In this study, Zlokovic and co-authors assessed brain capillary damage in older adults using CSF samples of soluble platelet-derived growth factor receptor-beta and measured regional blood-brain barrier permeability using dynamic contrast-enhanced MRI.
image
Artist’s rendering of leaks in capillaries that supply the brain. Credit: Arthur Toga Lab, Keck School of Medicine of USC
The research team studied 161 people at USC (n=74) and Washington University in St. Louis (n=87) who were cognitively normal or had early cognitive dysfunction assessed by the Clinical Dementia Rating (CDR). CDR scores were 0 (normal; n=82), 0.5 (very mild dementia; n=63), or 1 (mild dementia; n=16). Mean age of the sample was about 72, 51.6% were male, and 44.5% carried the APOE ε4 allele.
The researchers stratified participants as positive or negative for 42-residue amyloid-beta, or positive or negative for phosphorylated tau, and excluded people diagnosed with vascular dementia, vascular cognitive impairment, Parkinson's disease, Lewy body dementia, frontotemporal dementia, or other disorders that might account for cognitive impairment.
They found that CSF soluble platelet-derived growth factor receptor-beta increased with higher CDR scores, suggesting progressive pericyte damage with cognitive dysfunction. Higher soluble platelet-derived growth factor receptor-beta remained a significant predictor of cognitive impairment even after controlling for amyloid-beta or tau.

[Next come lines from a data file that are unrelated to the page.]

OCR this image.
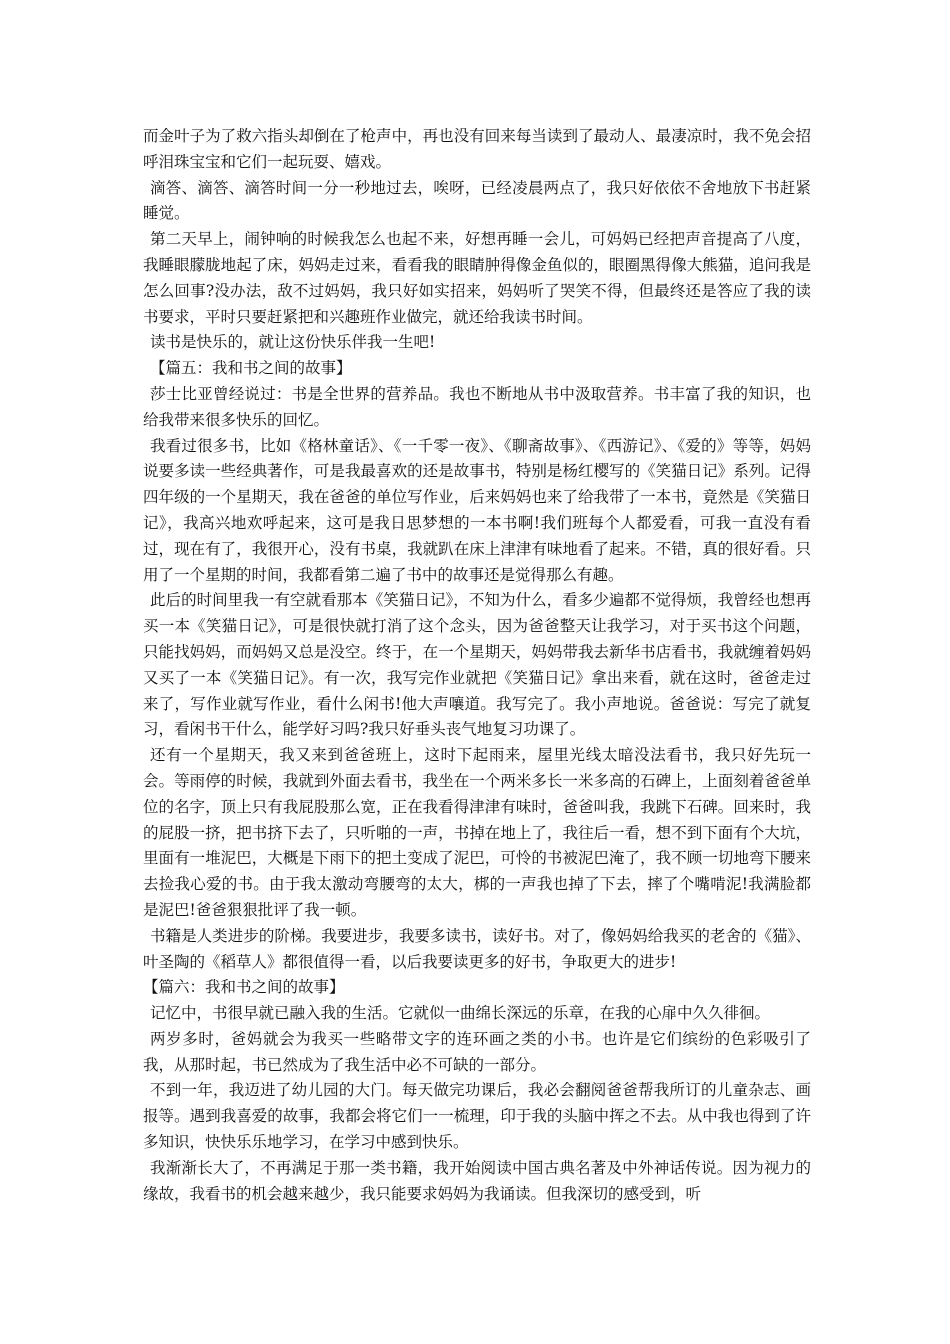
而金叶子为了救六指头却倒在了枪声中，再也没有回来每当读到了最动人、最凄凉时，我不免会招呼泪珠宝宝和它们一起玩耍、嬉戏。

滴答、滴答、滴答时间一分一秒地过去，唉呀，已经凌晨两点了，我只好依依不舍地放下书赶紧睡觉。

第二天早上，闹钟响的时候我怎么也起不来，好想再睡一会儿，可妈妈已经把声音提高了八度，我睡眼朦胧地起了床，妈妈走过来，看看我的眼睛肿得像金鱼似的，眼圈黑得像大熊猫，追问我是怎么回事?没办法，敌不过妈妈，我只好如实招来，妈妈听了哭笑不得，但最终还是答应了我的读书要求，平时只要赶紧把和兴趣班作业做完，就还给我读书时间。

读书是快乐的，就让这份快乐伴我一生吧!

【篇五：我和书之间的故事】

莎士比亚曾经说过：书是全世界的营养品。我也不断地从书中汲取营养。书丰富了我的知识，也给我带来很多快乐的回忆。

我看过很多书，比如《格林童话》、《一千零一夜》、《聊斋故事》、《西游记》、《爱的》等等，妈妈说要多读一些经典著作，可是我最喜欢的还是故事书，特别是杨红樱写的《笑猫日记》系列。记得四年级的一个星期天，我在爸爸的单位写作业，后来妈妈也来了给我带了一本书，竟然是《笑猫日记》，我高兴地欢呼起来，这可是我日思梦想的一本书啊!我们班每个人都爱看，可我一直没有看过，现在有了，我很开心，没有书桌，我就趴在床上津津有味地看了起来。不错，真的很好看。只用了一个星期的时间，我都看第二遍了书中的故事还是觉得那么有趣。

此后的时间里我一有空就看那本《笑猫日记》，不知为什么，看多少遍都不觉得烦，我曾经也想再买一本《笑猫日记》，可是很快就打消了这个念头，因为爸爸整天让我学习，对于买书这个问题，只能找妈妈，而妈妈又总是没空。终于，在一个星期天，妈妈带我去新华书店看书，我就缠着妈妈又买了一本《笑猫日记》。有一次，我写完作业就把《笑猫日记》拿出来看，就在这时，爸爸走过来了，写作业就写作业，看什么闲书!他大声嚷道。我写完了。我小声地说。爸爸说：写完了就复习，看闲书干什么，能学好习吗?我只好垂头丧气地复习功课了。

还有一个星期天，我又来到爸爸班上，这时下起雨来，屋里光线太暗没法看书，我只好先玩一会。等雨停的时候，我就到外面去看书，我坐在一个两米多长一米多高的石碑上，上面刻着爸爸单位的名字，顶上只有我屁股那么宽，正在我看得津津有味时，爸爸叫我，我跳下石碑。回来时，我的屁股一挤，把书挤下去了，只听啪的一声，书掉在地上了，我往后一看，想不到下面有个大坑，里面有一堆泥巴，大概是下雨下的把土变成了泥巴，可怜的书被泥巴淹了，我不顾一切地弯下腰来去捡我心爱的书。由于我太激动弯腰弯的太大，梆的一声我也掉了下去，摔了个嘴啃泥!我满脸都是泥巴!爸爸狠狠批评了我一顿。

书籍是人类进步的阶梯。我要进步，我要多读书，读好书。对了，像妈妈给我买的老舍的《猫》、叶圣陶的《稻草人》都很值得一看，以后我要读更多的好书，争取更大的进步!

【篇六：我和书之间的故事】

记忆中，书很早就已融入我的生活。它就似一曲绵长深远的乐章，在我的心扉中久久徘徊。

两岁多时，爸妈就会为我买一些略带文字的连环画之类的小书。也许是它们缤纷的色彩吸引了我，从那时起，书已然成为了我生活中必不可缺的一部分。

不到一年，我迈进了幼儿园的大门。每天做完功课后，我必会翻阅爸爸帮我所订的儿童杂志、画报等。遇到我喜爱的故事，我都会将它们一一梳理，印于我的头脑中挥之不去。从中我也得到了许多知识，快快乐乐地学习，在学习中感到快乐。

我渐渐长大了，不再满足于那一类书籍，我开始阅读中国古典名著及中外神话传说。因为视力的缘故，我看书的机会越来越少，我只能要求妈妈为我诵读。但我深切的感受到，听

In a subset of 73 patients who had gadolinium-based contrast MRI, soluble platelet-derived growth factor receptor-beta was positively correlated with blood-brain barrier breakdown, limited to the hippocampus and medial temporal lobe structures.

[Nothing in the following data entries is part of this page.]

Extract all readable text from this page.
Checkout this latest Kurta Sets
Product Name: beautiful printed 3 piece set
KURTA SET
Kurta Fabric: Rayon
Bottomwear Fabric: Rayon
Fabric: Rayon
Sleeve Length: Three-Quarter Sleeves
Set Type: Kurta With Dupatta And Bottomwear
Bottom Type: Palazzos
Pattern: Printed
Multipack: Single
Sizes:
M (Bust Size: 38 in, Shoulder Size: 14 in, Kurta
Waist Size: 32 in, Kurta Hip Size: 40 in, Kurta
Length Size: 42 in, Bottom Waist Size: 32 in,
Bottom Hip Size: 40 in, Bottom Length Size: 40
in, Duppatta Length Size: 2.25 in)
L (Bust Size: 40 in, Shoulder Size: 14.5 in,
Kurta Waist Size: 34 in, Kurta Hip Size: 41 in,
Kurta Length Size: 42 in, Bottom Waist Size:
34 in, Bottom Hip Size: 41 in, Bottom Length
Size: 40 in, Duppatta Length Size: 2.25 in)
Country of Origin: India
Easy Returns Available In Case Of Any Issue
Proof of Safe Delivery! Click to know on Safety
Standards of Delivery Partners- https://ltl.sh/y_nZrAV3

"These brain regions show the earliest pathology in Alzheimer's disease and are associated with memory deficits," observed Gwenn Smith, PhD, of Johns Hopkins School of Medicine, who was not part of the research. "These promising results support further investigation of CSF and MRI measures of blood-brain barrier breakdown as an early pathological event associated with the development of Alzheimer's disease," she told MedPage Today.
The findings represent only one point in time, the researchers cautioned. Future studies will look at how soon cognitive decline occurs after blood vessel damage starts.
Researchers were supported by the National Institutes of Health, the Alzheimer's Association, Cure Alzheimer's Fund, the Foundation Leducq, and the L.K. Whittier Foundation. The researchers reported no competing interests.